Methods: Using the 2013-2014 NRD, we identified breast cancer patients undergoing implant-based breast reconstruction who had an infectious readmission with ICD-9 diagnosis and procedure codes. We used univariate and multivariate logistic regression models to identify patient demographic, comorbidity, and hospital predictors of infectious readmission within the early (0-30 day) and late (31-90 day) postoperative time-periods.
Results: In a weighted sample of the NRD, we identified 18,338 patients who underwent implant-based breast reconstruction. The overall infectious readmission rate for this group was 5.3%. Only 38.4% of such readmissions occurred within the initial 30 days after surgery, and 39.5% occurred 31-90 days after surgery. Medicaid patients (OR 1.45, P = 0.035), median annual household income < $40,000 (OR 1.41, P = 0.023), diabetes (OR 1.52, P = 0.030), and obesity (OR 1.54, P = 0.021) were independent predictors of overall infectious readmission. Only diabetes (OR 1.74, P = 0.041) was an independent predictor of early infectious readmissions. Medicaid (OR 1.74, P = 0.033), median annual household income < $40,000 (OR 1.66, P = 0.030), obesity (OR 1.94, P = 0.007), and length of hospital stay during the index procedure (OR 1.09, P = 0.028) were independent predictors of late infectious readmission.
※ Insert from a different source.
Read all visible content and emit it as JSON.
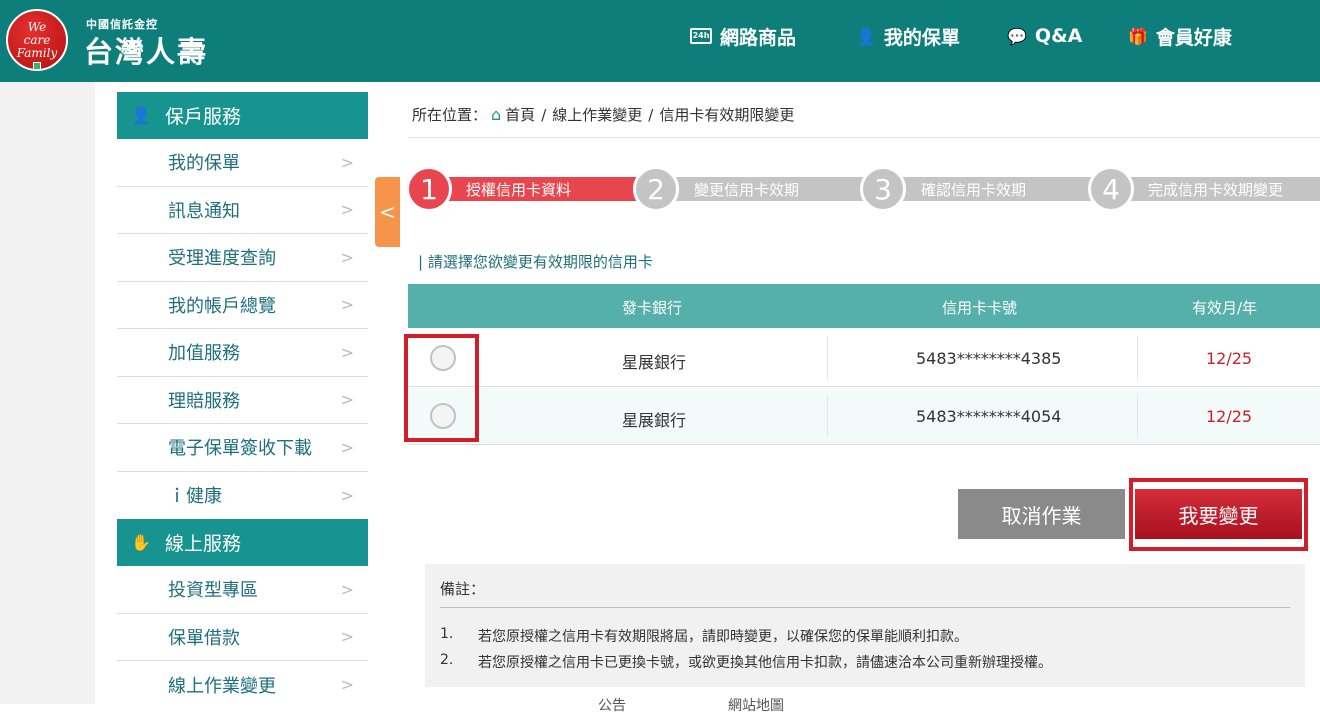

Conclusion: Readmissions for infectious reasons after implant-based breast reconstruction occur more frequently beyond the initial 30-day postoperative period. Traditional thirty-day readmission rates may not be an adequate quality metric for breast reconstruction given the number of late postoperative readmissions. Early and late infectious readmissions have different predictors. Interventions targeting these predictors may decrease the number of readmissions.